Lokalisasinya juga berbeda, pada LGV yang diserang adalah kelenjar getah bening
inguinal medial, sedangkan pada skrofuloderma menyerang getah bening inguinal
lateral dan femoral. Pada stadium lanjut LGV terdapat gejala bubo bertingkat yang
berarti pembesaran kelenjar di inguinal medial dan fosa iliaka. Pada LGV tes frei
positif, pada skrofuloderma tes tuberculin positif.
PENGOBATAN
Pengobatan tuberkulosis kutis pada prinsipnya sama dengan pengobatan
tuberkulosis paru, yaitu menggunakan kombinasi beberapa obat dan diberikan
dalam jangka waktu tertentu. Sesuai rekomendasi WHO, untuk kasus tuberkulosis
kutis maka pengobatan yang diberikan dimasukkan dalam kategori III (2HRZ 6HE,
2HRZ4HR, 2HRZ4H3R3)
Kriteria penyembuhan pda skrofuloderma ialah semua fistel dan ulkus telah
menutup, seluruh kelenjar getah bening mengecil (kurang dari 1 cm dab
berkonsistensi keras), dan sikatriks yang semula eritematosa menjadi tidak eritema
lagi. LED dapat dipakai sebagai pegangan untuk menilai penyembuhan pada
penyakit tuberculosis. Jika terjadi penyembuhan, LED akan menurun dan menjadi
normal.
Pengobatan topical pada pasien tuberculosis kutis tidak sepenting pengobatan
sistemik. Jika basah, kompres dengan kalium permanganate 1/50.000. Jika kering
diberikan salep antibiotic.
Terapi pembedahan berupa eksisi dapat dilakukan. Terapi pembedahan pada
skrofuloderma biasanya diindikasikan untuk kasus :
- terapi dengan antituberkulosis gagal
- penderita skrofuloderma disertai penurunan kekebalan tubuh
- penderita skrofuloderma berulang
- penderita skrofuloderma disertai dengan penyakit yang berat.
PROGNOSIS

Lesi dapat sembuh secara spontan namun memerlukan waktu dalam beberapa
tahun dengan meninggalkan bekas Lukas (sikatriks) yang memanjang dan tidak
teratur. Pada umumnya selama pengobatan memenuhi syarat seperti yang telah
diseburkan, prognosisnya baik.
DAFTAR PUSTAKA
1. Nascimento LV. Mycobacteria. In: Tyring SK, Lupi O, Hengge UR, editors.

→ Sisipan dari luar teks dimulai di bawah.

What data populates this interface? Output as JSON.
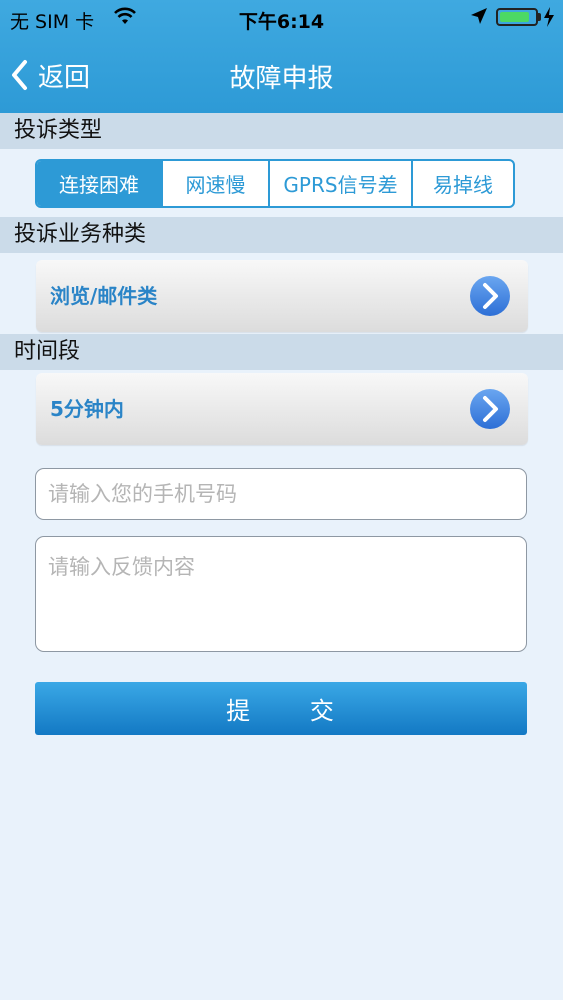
{
  "status_bar": {
    "carrier": "无 SIM 卡",
    "time": "下午6:14",
    "battery_level": 0.85,
    "battery_color": "#4cd964"
  },
  "nav": {
    "back_label": "返回",
    "title": "故障申报",
    "back_icon": "chevron-left-icon"
  },
  "complaint_type": {
    "heading": "投诉类型",
    "options": [
      "连接困难",
      "网速慢",
      "GPRS信号差",
      "易掉线"
    ],
    "selected_index": 0
  },
  "service_type": {
    "heading": "投诉业务种类",
    "value": "浏览/邮件类",
    "icon": "chevron-right-circle-icon"
  },
  "time_period": {
    "heading": "时间段",
    "value": "5分钟内",
    "icon": "chevron-right-circle-icon"
  },
  "phone_input": {
    "placeholder": "请输入您的手机号码",
    "value": ""
  },
  "feedback_input": {
    "placeholder": "请输入反馈内容",
    "value": ""
  },
  "submit_label": "提      交",
  "colors": {
    "brand_blue": "#2d9ad6",
    "select_text": "#2a84c7",
    "section_bg": "#cbdbe9",
    "page_bg": "#e9f2fb"
  }
}
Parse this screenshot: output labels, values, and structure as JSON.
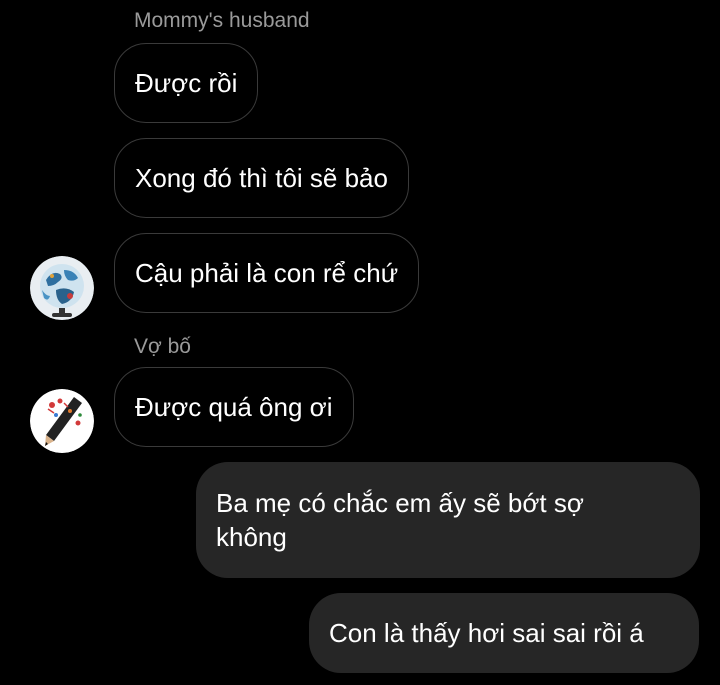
{
  "chat": {
    "messages": [
      {
        "sender_label": "Mommy's husband",
        "text": "Được rồi"
      },
      {
        "text": "Xong đó thì tôi sẽ bảo"
      },
      {
        "text": "Cậu phải là con rể chứ",
        "avatar": "globe-icon"
      },
      {
        "sender_label": "Vợ bố",
        "text": "Được quá ông ơi",
        "avatar": "pencil-art-icon"
      },
      {
        "text_line1": "Ba mẹ có chắc em ấy sẽ bớt sợ",
        "text_line2": "không",
        "outgoing": true
      },
      {
        "text": "Con là thấy hơi sai sai rồi á",
        "outgoing": true
      }
    ]
  },
  "colors": {
    "background": "#000000",
    "incoming_border": "#3a3a3a",
    "outgoing_bubble": "#262626",
    "sender_label": "#9a9a9a",
    "text": "#ffffff"
  }
}
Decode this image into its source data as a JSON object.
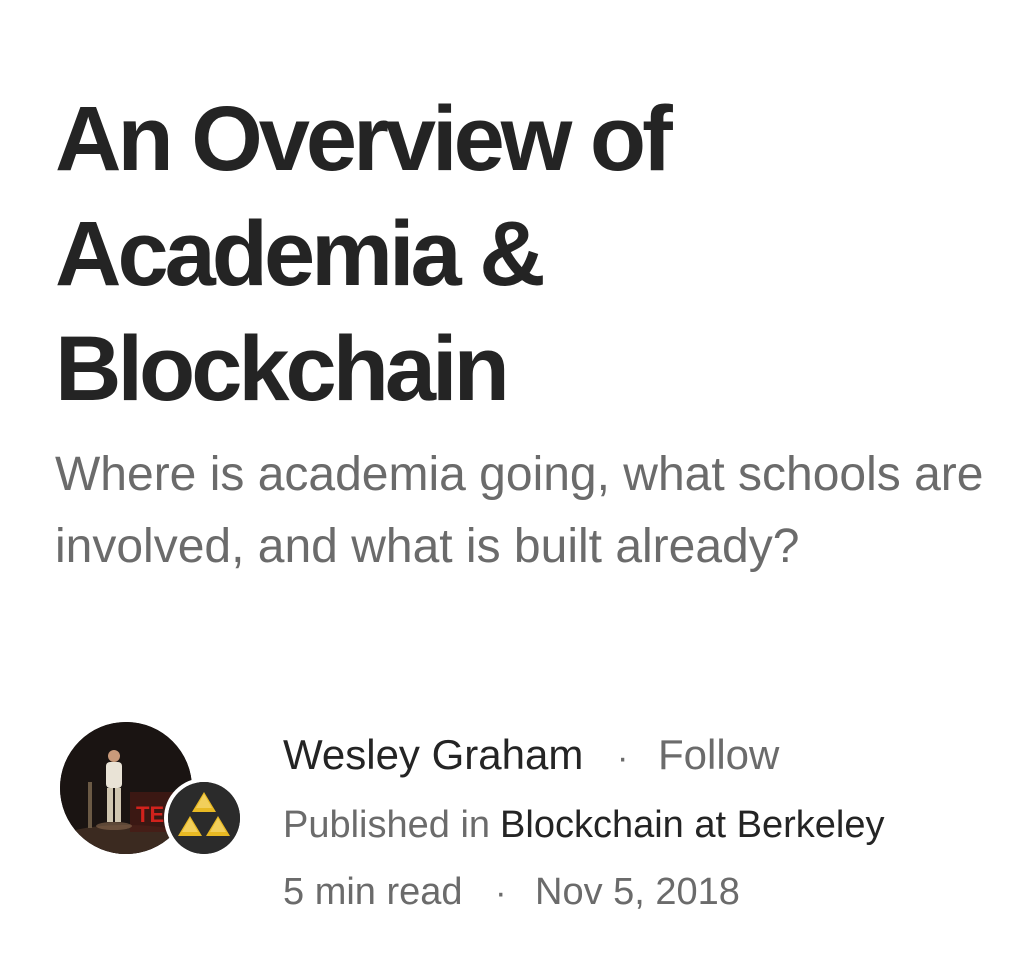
{
  "article": {
    "title_lines": [
      "An Overview of",
      "Academia &",
      "Blockchain"
    ],
    "subtitle": "Where is academia going, what schools are involved, and what is built already?"
  },
  "byline": {
    "author": "Wesley Graham",
    "separator": "·",
    "follow_label": "Follow",
    "published_in_label": "Published in",
    "publication": "Blockchain at Berkeley",
    "read_time": "5 min read",
    "date": "Nov 5, 2018"
  },
  "colors": {
    "text_primary": "#242424",
    "text_secondary": "#6b6b6b",
    "background": "#ffffff",
    "publication_logo": "#e8b923"
  },
  "icons": {
    "author_avatar": "author-photo-avatar",
    "publication_avatar": "blockchain-at-berkeley-logo-icon"
  }
}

Tropical dermatology. China: Elsevier Churchill Livingstone; 2006. p. 253-4.
2. Suhariyanto B, Prasetyo R. Terapi alternative pada pengobatan
skrofuloderma. Berkala ilmu penyakit kulit & kelamin airlangga periodical of
dermato-venerology 2006 Agust 2:18:133-5.
3. Tappeiner G, Wolff Klaus. Tuberculosis and other mycobacterium infection. In:
Feedberg IM, Eisen AZ, Wolff K, Austen KF, Goldsmith LA, Katz SI, editors.
Fitzpatricks dermatology in general medicine. 6 th ed. New York: McGraw-Hill;
2003. p. 1933-46.
4. Djuanda A. Tuberkulosis kulit. Dalam: Djuanda A, Djuanda S, Hamzah M, Aisah
S, editors. Ilmu penyakit kulit dan kelamin. 4 th ed. Jakarta: Fakultas
Kedokteran UI;1999. p. 64-72.
5. Meltzer MS. Cutaneous tuberculosis [Online] 2006 Nov 20 [cited 2007 March
7];[10 screens]. Available from:URL:http://www.eMedicine.com.
6. Ardiana D, Wuryaningrum W, Widjaja E. Skrofuloderma pada dada. Berkala
ilmu penyakit kulit & kelamin airlangga periodical of dermato-venerology
2002 Apr 1:14:101-5.
7. Siregar HS. Atlas berwarna saripati penyakit kulit. Ed.2. Jakarta: EGC;2004.
8. Silva MR, Catro MCR. Mycobacterium infection. In: Bologna J, Jorizzo J, Rapini
RP, editors. Dermatology. Vol.1. London: Mosby;2003. p. 1145-58.